Nano Riantiarno Janjikan Pementasan Opera Ikan Asin yang Sempurna

Merayakan ulang tahunnya yang ke-40, Teater Koma mementaskan kembali naskah Opera Ikan Asin.

oleh Ahmad Apriyono diperbarui 24 Feb 2017, 11:17 WIB
Diterbitkan 24 Feb 2017, 11:17 WIB

Liputan6.com, Jakarta Menginjak usia ke-40, Teater Koma tak pernah surut berkarya. Awal Maret 2017 kelompok teater besutan Nano Riantiarno ini akan mementaskan kembali lakon Opera Ikan Asin yang diadaptasi dari naskah The Threepenny Opera karya dramawan Jerman, Bertolt Brecht.

Digelar di Ciputra Artpreneur, Lotte Shopping Avenue 2-5 Maret 2017, pementasan ini merupakan ulangan dari pementasan tahun 1983 dan 1999. Namun demikian, garapan tahun ini, Nano yang bertugas sebagai sutradara sangat berambisius menyuguhkan tontonan teater yang sempurna.

Opera Ikan Asin sendiri bercerita tentang Mekhit alias Mat Piso, Raja Bandit Batavia yang dijadikan pahlawan oleh keadaan hukum yang tidak jelas. Sebagai garapan naskah adaptasi, Nano mengakui tidak banyak mengubah struktur naskah.
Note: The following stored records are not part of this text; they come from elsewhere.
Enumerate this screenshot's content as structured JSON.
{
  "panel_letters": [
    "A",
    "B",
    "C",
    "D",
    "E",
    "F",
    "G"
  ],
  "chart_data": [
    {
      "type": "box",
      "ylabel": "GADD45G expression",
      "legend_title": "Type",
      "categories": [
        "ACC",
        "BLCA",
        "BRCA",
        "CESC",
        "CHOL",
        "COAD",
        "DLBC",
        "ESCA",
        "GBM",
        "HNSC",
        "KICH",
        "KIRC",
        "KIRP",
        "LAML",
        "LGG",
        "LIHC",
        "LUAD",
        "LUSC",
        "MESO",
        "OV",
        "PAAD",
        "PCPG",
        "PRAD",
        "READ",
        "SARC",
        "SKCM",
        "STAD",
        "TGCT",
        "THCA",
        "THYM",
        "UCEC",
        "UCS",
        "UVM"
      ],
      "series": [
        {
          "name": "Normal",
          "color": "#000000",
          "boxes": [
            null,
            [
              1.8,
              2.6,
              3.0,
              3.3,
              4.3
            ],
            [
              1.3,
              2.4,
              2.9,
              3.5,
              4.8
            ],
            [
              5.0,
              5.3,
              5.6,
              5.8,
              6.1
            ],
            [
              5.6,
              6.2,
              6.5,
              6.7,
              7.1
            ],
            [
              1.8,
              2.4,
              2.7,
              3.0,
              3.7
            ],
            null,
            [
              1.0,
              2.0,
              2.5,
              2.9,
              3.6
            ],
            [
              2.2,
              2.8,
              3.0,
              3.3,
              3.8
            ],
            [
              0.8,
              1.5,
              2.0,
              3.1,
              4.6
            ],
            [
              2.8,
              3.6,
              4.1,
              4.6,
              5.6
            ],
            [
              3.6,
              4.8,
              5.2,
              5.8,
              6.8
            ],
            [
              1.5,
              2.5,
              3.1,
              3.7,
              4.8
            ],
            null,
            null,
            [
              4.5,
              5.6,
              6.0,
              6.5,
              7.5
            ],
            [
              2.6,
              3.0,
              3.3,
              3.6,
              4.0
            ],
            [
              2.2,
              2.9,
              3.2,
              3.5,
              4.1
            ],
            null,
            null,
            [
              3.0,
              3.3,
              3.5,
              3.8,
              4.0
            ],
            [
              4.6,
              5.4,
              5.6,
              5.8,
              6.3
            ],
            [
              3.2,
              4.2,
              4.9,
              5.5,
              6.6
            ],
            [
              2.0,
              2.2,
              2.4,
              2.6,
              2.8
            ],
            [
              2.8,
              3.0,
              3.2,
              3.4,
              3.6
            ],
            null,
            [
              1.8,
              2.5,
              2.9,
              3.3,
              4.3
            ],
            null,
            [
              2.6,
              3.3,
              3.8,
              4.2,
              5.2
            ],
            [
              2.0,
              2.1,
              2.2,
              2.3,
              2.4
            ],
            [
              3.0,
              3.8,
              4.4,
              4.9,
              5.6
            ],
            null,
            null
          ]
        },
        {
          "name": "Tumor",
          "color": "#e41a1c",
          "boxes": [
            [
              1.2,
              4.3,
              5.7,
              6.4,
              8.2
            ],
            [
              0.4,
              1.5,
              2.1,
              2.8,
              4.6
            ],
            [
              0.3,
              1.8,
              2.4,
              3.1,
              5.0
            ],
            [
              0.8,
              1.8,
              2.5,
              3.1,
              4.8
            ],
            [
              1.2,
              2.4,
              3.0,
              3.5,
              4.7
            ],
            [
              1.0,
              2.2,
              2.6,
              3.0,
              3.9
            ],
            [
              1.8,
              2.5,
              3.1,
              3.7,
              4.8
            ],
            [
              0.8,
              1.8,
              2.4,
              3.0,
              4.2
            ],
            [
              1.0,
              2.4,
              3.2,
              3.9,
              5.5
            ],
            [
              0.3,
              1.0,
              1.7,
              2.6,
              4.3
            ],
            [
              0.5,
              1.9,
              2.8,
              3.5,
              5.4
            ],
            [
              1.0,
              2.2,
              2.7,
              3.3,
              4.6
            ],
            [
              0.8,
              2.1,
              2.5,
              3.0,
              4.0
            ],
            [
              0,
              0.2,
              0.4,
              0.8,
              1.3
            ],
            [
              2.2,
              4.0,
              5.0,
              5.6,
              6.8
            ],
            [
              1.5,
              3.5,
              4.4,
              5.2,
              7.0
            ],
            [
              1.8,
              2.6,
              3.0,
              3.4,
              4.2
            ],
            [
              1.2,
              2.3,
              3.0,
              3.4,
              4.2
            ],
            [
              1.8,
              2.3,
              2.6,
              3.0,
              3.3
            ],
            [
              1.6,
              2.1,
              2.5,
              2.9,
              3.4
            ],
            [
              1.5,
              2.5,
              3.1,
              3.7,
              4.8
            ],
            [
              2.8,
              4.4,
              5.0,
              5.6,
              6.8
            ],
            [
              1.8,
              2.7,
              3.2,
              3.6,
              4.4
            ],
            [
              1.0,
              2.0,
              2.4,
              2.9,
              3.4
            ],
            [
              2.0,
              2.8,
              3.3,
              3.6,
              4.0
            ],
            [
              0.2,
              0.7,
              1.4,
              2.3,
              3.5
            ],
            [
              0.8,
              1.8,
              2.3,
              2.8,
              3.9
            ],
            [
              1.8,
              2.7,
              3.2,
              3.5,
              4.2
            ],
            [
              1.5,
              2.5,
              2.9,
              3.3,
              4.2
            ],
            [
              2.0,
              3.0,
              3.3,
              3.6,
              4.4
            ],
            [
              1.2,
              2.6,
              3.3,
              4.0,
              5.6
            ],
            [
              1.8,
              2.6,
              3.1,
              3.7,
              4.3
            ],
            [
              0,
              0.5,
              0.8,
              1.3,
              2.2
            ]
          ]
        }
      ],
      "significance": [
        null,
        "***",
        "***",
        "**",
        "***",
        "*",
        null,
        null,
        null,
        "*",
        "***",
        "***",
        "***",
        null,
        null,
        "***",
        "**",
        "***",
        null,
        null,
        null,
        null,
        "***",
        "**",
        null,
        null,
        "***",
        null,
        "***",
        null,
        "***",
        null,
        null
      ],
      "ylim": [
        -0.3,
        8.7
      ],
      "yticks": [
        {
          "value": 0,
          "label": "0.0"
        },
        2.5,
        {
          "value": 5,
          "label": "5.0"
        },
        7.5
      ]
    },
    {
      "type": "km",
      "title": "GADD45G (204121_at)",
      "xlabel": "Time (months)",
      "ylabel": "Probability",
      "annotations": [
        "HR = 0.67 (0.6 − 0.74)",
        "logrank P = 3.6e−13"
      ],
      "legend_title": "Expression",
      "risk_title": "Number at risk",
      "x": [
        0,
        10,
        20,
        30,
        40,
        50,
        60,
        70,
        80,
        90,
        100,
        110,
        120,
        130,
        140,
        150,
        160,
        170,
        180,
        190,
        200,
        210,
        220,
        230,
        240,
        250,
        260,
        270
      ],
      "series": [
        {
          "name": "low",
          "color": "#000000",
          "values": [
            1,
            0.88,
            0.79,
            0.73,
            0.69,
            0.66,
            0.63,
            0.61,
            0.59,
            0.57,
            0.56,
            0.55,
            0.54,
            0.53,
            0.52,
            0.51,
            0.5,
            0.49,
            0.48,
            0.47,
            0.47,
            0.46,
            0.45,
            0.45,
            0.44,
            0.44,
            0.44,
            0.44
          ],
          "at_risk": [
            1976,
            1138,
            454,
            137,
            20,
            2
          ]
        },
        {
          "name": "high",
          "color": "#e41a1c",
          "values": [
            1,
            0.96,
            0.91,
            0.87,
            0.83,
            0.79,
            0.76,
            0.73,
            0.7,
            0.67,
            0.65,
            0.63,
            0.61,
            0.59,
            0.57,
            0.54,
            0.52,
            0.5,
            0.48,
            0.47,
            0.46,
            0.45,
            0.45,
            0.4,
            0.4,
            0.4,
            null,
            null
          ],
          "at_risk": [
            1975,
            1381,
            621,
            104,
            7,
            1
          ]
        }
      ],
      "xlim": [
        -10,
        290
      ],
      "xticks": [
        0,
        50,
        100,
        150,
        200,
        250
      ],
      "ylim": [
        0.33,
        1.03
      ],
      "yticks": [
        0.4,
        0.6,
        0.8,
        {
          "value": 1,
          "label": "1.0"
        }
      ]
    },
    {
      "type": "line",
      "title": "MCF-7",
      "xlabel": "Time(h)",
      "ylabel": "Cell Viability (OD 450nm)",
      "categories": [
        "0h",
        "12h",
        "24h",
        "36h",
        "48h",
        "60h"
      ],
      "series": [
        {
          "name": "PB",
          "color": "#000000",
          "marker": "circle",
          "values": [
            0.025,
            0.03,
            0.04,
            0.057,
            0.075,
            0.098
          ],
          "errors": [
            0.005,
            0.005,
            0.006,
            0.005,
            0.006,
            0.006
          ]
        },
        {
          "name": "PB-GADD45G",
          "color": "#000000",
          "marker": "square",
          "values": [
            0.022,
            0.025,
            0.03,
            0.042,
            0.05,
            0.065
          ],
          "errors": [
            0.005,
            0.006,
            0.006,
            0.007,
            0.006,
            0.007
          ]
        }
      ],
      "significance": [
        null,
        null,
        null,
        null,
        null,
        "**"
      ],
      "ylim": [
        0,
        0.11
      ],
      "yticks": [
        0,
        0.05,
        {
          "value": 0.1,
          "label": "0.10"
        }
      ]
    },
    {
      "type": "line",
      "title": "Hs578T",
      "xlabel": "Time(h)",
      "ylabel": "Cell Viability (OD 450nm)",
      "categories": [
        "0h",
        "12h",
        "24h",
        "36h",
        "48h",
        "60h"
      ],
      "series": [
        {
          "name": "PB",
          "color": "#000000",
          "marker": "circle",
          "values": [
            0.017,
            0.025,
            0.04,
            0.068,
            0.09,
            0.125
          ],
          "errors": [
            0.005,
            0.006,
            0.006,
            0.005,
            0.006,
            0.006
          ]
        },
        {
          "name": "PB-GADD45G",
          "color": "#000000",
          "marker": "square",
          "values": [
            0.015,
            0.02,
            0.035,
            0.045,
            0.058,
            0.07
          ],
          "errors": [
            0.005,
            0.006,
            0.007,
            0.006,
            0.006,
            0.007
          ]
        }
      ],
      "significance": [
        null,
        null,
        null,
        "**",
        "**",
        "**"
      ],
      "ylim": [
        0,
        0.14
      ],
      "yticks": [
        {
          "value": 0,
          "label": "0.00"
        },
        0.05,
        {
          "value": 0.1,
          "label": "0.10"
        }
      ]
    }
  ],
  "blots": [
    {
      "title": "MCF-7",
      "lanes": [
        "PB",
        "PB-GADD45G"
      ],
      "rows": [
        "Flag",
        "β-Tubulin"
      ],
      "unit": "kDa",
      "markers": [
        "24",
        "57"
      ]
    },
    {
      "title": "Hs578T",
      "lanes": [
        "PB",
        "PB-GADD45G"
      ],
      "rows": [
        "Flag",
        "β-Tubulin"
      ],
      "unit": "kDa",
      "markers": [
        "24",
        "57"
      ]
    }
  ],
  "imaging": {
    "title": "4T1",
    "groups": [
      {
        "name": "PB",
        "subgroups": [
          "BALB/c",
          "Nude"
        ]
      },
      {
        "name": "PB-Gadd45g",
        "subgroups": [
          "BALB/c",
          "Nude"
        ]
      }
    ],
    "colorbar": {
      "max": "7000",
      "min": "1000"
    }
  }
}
“Lakon Brecht tetap jalan, naskah tidak ada perubahan apa-apa, tapi saya terjemahkan. Tapi paling tidak kalau menyangkut Batavia, Kalijodo saya sebut, Pasar Ikan saya sebut. Sebenarnya (naskah ini) tidak lucu, tapi orang akan melihat itu sebagai pembelajaran kita pada saat ini. Mudah-mudah mereka melihat, pada saat ini (Indonesia) memang kacau. Tapi sih saya berharap apa yang saya berikan di sini bisa menjadi pembelajaran,” kata Nano.

Lebih jauh Nano mengatakan, dalam naskah ini Brecht ingin membicarakan ketimpangan sosial, yang banyak terjadi di berbagai belahan dunia saat ini, termasuk Indonesia.

“Dimana-mana sama seperti itu, antara kaya dan miskin. Perkelahian antara itu. Biasanya yang miskin kalah, berkuasa yang menang. Dan ini masih terjadi sampai sekarang, kalau kita lihat ketimpangan sosial itu terjadi dimana-mana. Kita gak bisa ngapa-ngapain, kita Cuma bisa bikin di panggung. Itu saja,” ungkap Nano.

Opera Ikan Asin bercerita tentang Mekhit alias Mat Piso, Raja Bandit Batavia yang dijadikan pahlawan oleh keadaan hukum yang tidak jelas. Foto: Yunan.

Pementasan teater berdurasi 2 jam 50 menit dengan sekali jeda ini akan dimainkan sederet nama-nama beken aktor Teater Koma, antara lain Budi Ros, Cornelia Agatha, Sari Madjid, Alex Fatahillah, Rangga Riantiarno, hingga Joind Byuwinanda. Bahkan yang menarik aktor Alex Fatahillah menjadi orang yang merasakan pentas Opera Ikan Asin tiga kali berturut-turut pada 1983, 1999, dan 2017.

Sementara itu, dari garapan musik, Fero menjanjikan musik Kurt Weill yang sempurna. “Musik Kurt Weill itu susah, chordnya nabrak-nabrak, irama kemana musik kemana. Pengalaman 83 dan 99, lagu disederhanakan supaya bisa dinyanyikan. Kali ini full, semirip-miripnya. Tantangan saya adalah suku kata bahasa Indonesia itu banyak, jadi agak susah dinyanyikan. Akan ada 23 lagu, dan banyak bunyi-bunyi yang tidak biasa,” kata Fero.

Bersamaan dengan pementasan Opera Ikan Asin, Teater Koma juga akan meluncurkan buku bertajuk “Membaca Teater Koma”, yang ditulis dalam rangka ulang tahun ke-40 Teater Koma. Dalam buku setebal 300 halaman tersebut, diurai sejarah keberadaan Teater Koma dalam peta sastra drama Indonesia, yang dilengkapi dengan foto-foto pementasan pertama hingga saat ini.